Every song featured here has fun lyrics and is able to fully embody the tone and feel of the film, adding a more fun and adventurous atmosphere. I think they are made even greater by the great choreography and cinematography of the numbers, which is able to perfectly focus on the children and the setting around them. Not only did I truly enjoy all of the musical numbers, but I found myself getting lost in them and letting them consume me into the screen.

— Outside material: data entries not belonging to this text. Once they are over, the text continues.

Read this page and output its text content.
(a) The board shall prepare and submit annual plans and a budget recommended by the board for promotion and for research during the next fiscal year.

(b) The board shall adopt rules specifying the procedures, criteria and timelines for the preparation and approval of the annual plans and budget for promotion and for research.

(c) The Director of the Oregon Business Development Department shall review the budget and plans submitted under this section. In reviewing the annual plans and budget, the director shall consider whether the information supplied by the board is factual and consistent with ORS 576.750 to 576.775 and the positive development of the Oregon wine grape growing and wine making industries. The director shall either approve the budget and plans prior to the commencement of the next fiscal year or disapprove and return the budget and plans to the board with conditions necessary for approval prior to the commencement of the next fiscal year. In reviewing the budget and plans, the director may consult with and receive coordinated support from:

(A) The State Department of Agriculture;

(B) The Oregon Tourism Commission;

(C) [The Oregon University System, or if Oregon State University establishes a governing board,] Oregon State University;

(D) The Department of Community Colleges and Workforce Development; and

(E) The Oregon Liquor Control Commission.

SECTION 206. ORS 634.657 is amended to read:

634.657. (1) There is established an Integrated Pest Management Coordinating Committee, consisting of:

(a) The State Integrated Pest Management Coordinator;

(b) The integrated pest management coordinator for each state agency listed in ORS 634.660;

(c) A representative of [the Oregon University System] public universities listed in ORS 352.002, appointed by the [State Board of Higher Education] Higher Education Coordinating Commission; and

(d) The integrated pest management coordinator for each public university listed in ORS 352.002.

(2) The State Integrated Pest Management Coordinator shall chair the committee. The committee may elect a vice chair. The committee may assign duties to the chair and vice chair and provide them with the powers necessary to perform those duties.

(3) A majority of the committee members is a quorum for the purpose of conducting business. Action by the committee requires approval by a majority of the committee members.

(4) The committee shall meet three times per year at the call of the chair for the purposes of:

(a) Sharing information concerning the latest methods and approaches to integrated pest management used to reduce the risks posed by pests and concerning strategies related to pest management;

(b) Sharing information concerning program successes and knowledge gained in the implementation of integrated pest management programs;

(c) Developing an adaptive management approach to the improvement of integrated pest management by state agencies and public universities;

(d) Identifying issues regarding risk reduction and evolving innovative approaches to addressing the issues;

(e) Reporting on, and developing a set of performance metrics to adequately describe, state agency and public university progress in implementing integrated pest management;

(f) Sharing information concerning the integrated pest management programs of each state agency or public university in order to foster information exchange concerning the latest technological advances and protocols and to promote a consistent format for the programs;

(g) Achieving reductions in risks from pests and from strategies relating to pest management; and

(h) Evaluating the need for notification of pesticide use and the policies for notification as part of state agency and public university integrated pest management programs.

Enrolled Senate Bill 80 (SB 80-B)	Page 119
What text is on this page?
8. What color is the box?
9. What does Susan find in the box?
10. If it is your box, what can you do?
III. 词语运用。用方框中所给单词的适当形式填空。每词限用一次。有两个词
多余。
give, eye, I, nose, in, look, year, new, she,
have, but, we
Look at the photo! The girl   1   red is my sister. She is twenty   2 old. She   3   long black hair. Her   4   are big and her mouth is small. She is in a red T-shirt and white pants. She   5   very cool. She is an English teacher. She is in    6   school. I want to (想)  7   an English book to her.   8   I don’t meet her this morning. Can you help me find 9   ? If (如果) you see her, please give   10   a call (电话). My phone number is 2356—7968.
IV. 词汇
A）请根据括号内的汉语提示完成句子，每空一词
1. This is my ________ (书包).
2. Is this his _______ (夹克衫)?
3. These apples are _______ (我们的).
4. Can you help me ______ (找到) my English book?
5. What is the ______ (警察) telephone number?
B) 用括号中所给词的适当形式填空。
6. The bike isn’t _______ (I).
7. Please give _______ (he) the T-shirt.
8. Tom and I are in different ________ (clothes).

Weir does a fantastic job of playing Matilda, and this may be a controversial statement, but I think she is better than Mara Wilson in the 1996 film. I think she is just so full of innocence and fun, which she practically oozes on the screen. It is so hard not to fall in love with her character, and you can tell that Weir truly gives it her all. The same can be said for Lynch, who I was very happy to see in this role. She has played many badass characters in films like "Captain Marvel" and "No Time To Die", but this allows her to show her more playful side and really get into the role.
Now, let's switch our focus to Thompson, who is terrifyingly wicked in this classic role. Thompson has been known to change her appearance for film roles, but this is perhaps her most drastic change in appearance. However, because of that, it really sells the role of this mean headmistress, in combination with her tragically beautiful performance as the mean lady. I applaud everything that Thompson was able to accomplish with this movie, and I think she is perfectly matched with Weir's Matilda.

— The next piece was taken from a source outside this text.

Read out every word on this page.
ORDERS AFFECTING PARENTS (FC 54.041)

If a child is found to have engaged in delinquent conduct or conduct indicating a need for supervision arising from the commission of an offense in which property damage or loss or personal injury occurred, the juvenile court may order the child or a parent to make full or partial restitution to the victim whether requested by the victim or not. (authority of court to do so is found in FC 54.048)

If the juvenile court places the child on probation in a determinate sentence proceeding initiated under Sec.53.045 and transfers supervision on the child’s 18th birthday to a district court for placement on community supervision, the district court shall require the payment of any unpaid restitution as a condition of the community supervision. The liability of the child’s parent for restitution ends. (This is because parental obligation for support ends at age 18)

There are things I didn't like about this movie, but it's no fault of the filmmakers. For example, I absolutely despise the cake eating scene in the original movie. I find it hard for me to watch, and I was dreading for that scene to come up in this film. While it was majorly toned down and not as grotesque, I still found myself not enjoying the scene or the musical number much. At the same time, there are some Dahl elements present in this movie (such as when Trunchbull pulls on a kid's ears and they comically stretch) that I wasn't a fan of. Like I mentioned, this is a film based on Dahl's work, but I just don't enjoy that type of comedy and humor.
Overall, I'm surprisingly and genuinely impressed by everything this film did, and I really did enjoy this film to the fullest. It was a very big surprise, as like I mentioned, I was not looking forward to this film whatsoever. It would be interesting to see if they can bring musical adaptations to other classic children's films, and I honestly am very excited to see what they could come up with next.